While the sensuality of her touch raised the pitch of his flesh, the sensitivity of it insensibly induced empathy in his despondent heart.
“I’m sorry if I’ve sounded so,” he said pressing her hand.
“I know, you’ve every right to feel jilted by me,” she said still holding his hand.
“I was sad for losing you but never felt ditched by you,” he said withdrawing his hand, as if recalling his resolve.
“Don’t tell me that?” she said as much in surprise as in relief.
“You should believe me,” he said.
“I know you don’t lie, so do I,” she said taking back his hand.
“I know that but how do you do now?” he said letting her hold his hand.
“You would know that by and by,” she said mirthfully.

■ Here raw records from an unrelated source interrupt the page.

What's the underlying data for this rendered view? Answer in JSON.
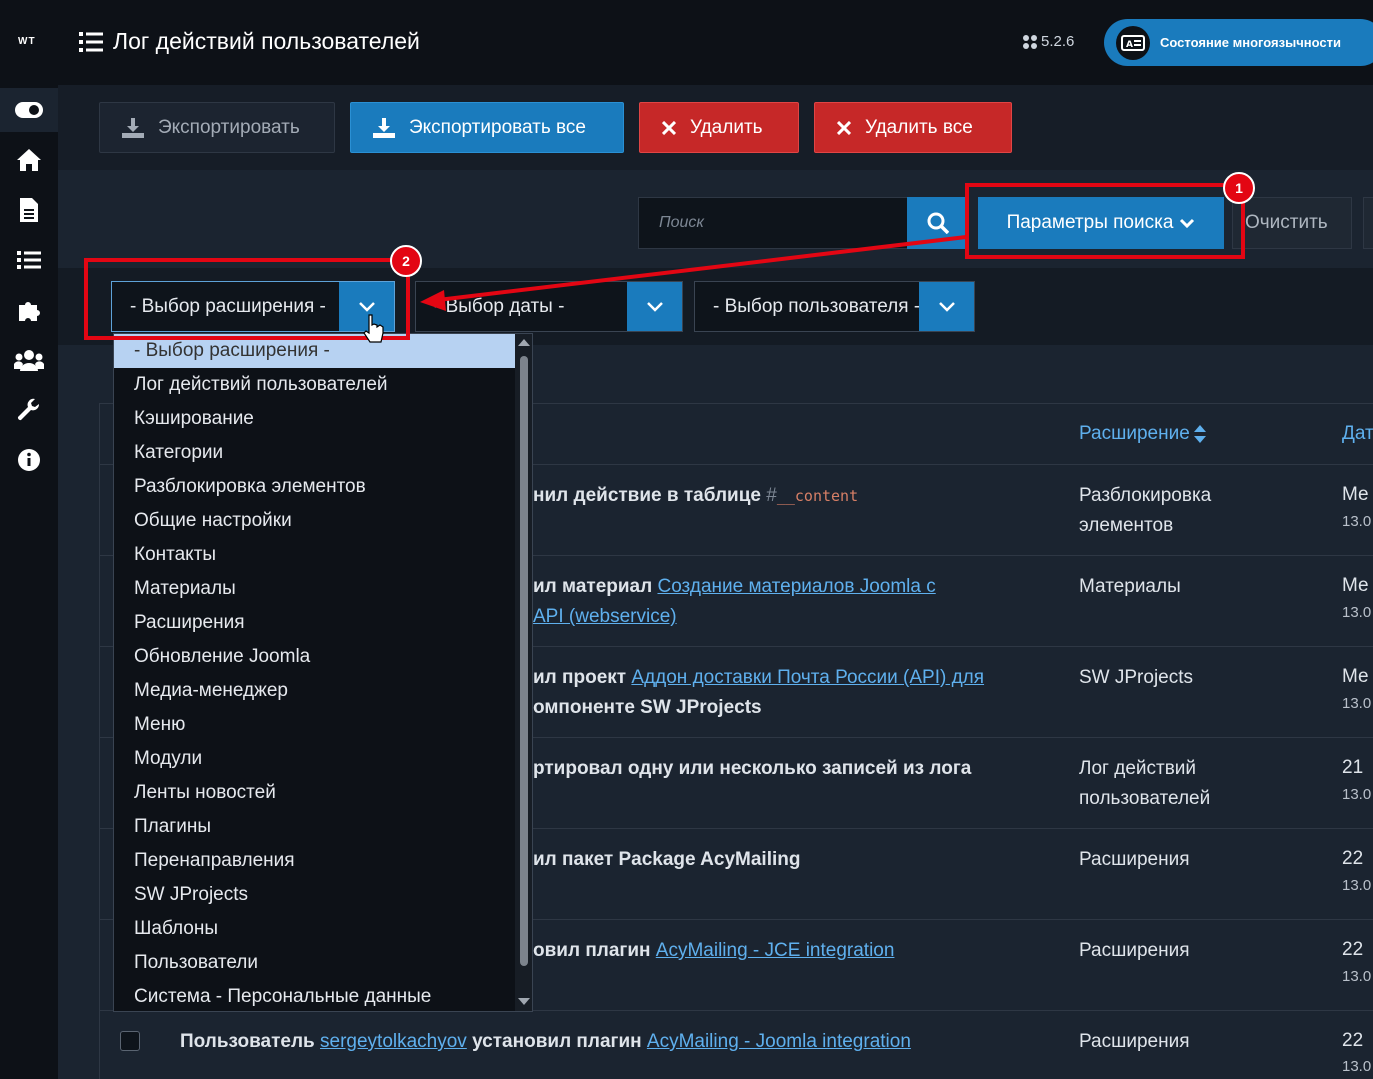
{
  "header": {
    "logo": "WT",
    "title": "Лог действий пользователей",
    "version": "5.2.6",
    "multilang_label": "Состояние многоязычности"
  },
  "sidebar": {
    "items": [
      {
        "icon": "toggle-icon"
      },
      {
        "icon": "home-icon"
      },
      {
        "icon": "document-icon"
      },
      {
        "icon": "list-icon"
      },
      {
        "icon": "puzzle-icon"
      },
      {
        "icon": "users-icon"
      },
      {
        "icon": "wrench-icon"
      },
      {
        "icon": "info-icon"
      }
    ]
  },
  "toolbar": {
    "export_label": "Экспортировать",
    "export_all_label": "Экспортировать все",
    "delete_label": "Удалить",
    "delete_all_label": "Удалить все"
  },
  "search": {
    "placeholder": "Поиск",
    "params_label": "Параметры поиска",
    "clear_label": "Очистить"
  },
  "filters": {
    "extension": "- Выбор расширения -",
    "date": "- Выбор даты -",
    "user": "- Выбор пользователя -"
  },
  "dropdown": {
    "options": [
      "- Выбор расширения -",
      "Лог действий пользователей",
      "Кэширование",
      "Категории",
      "Разблокировка элементов",
      "Общие настройки",
      "Контакты",
      "Материалы",
      "Расширения",
      "Обновление Joomla",
      "Медиа-менеджер",
      "Меню",
      "Модули",
      "Ленты новостей",
      "Плагины",
      "Перенаправления",
      "SW JProjects",
      "Шаблоны",
      "Пользователи",
      "Система - Персональные данные"
    ]
  },
  "table": {
    "col_extension": "Расширение",
    "col_date": "Дат",
    "rows": [
      {
        "action": "нил действие в таблице ",
        "hash": "#",
        "code": "__content",
        "ext": "Разблокировка элементов",
        "date1": "Ме",
        "date2": "13.0"
      },
      {
        "action": "ил материал ",
        "link": "Создание материалов Joomla с",
        "action2": "",
        "link2": "API (webservice)",
        "ext": "Материалы",
        "date1": "Ме",
        "date2": "13.0"
      },
      {
        "action": "ил проект ",
        "link": "Аддон доставки Почта России (API) для",
        "action2": "омпоненте SW JProjects",
        "ext": "SW JProjects",
        "date1": "Ме",
        "date2": "13.0"
      },
      {
        "action": "ртировал одну или несколько записей из лога",
        "ext": "Лог действий пользователей",
        "date1": "21 ",
        "date2": "13.0"
      },
      {
        "action": "ил пакет Package AcyMailing",
        "ext": "Расширения",
        "date1": "22 ",
        "date2": "13.0"
      },
      {
        "action": "овил плагин ",
        "link": "AcyMailing - JCE integration",
        "ext": "Расширения",
        "date1": "22 ",
        "date2": "13.0"
      },
      {
        "action": "Пользователь ",
        "user": "sergeytolkachyov",
        "action2": " установил плагин ",
        "link": "AcyMailing - Joomla integration",
        "ext": "Расширения",
        "date1": "22 ",
        "date2": "13.0"
      }
    ]
  },
  "annotations": {
    "badge1": "1",
    "badge2": "2"
  },
  "colors": {
    "accent": "#1a7bbd",
    "danger": "#c62828",
    "annotation": "#e30613"
  }
}
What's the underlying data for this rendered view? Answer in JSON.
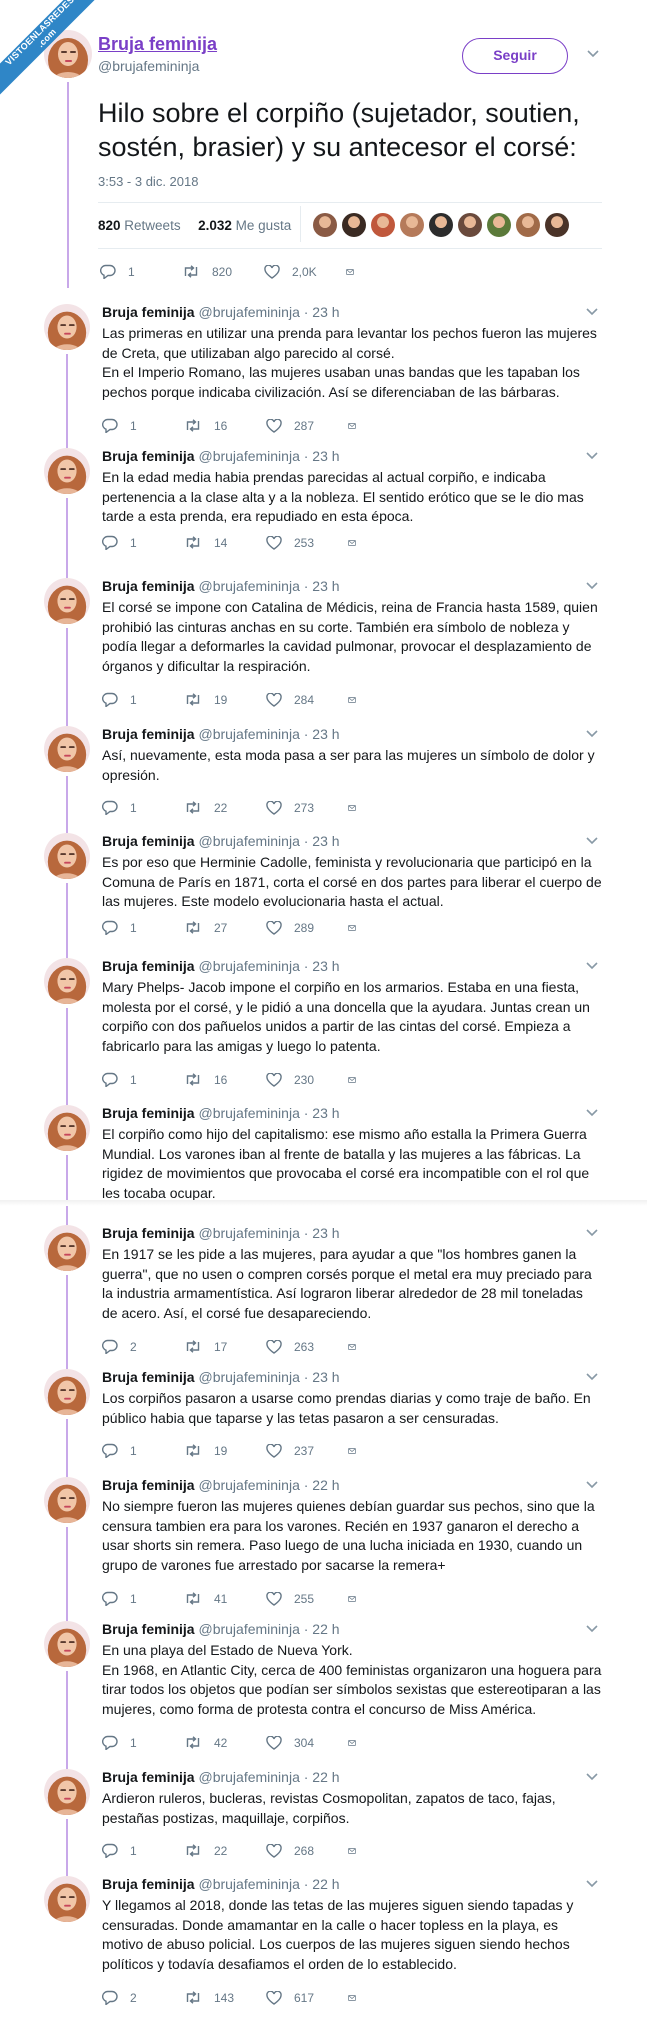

“There could be many threads for us to pick up,” he said in spite of himself.
“But two would do to twain it,” she said tantalizingly.
Beset by doubts all again, unable to enthuse himself, he withdrew his hand.
“Since I’ve taken the lead, I’ve the first right to gather,” she said regardless.
“It’s the same one-upmanship,” he said resignedly.
“So be it,” she said moving closer to him.
“First let me prepare some coffee for us,” he said getting up.
“May I steal the pleasure of it,” she said following him into the kitchen.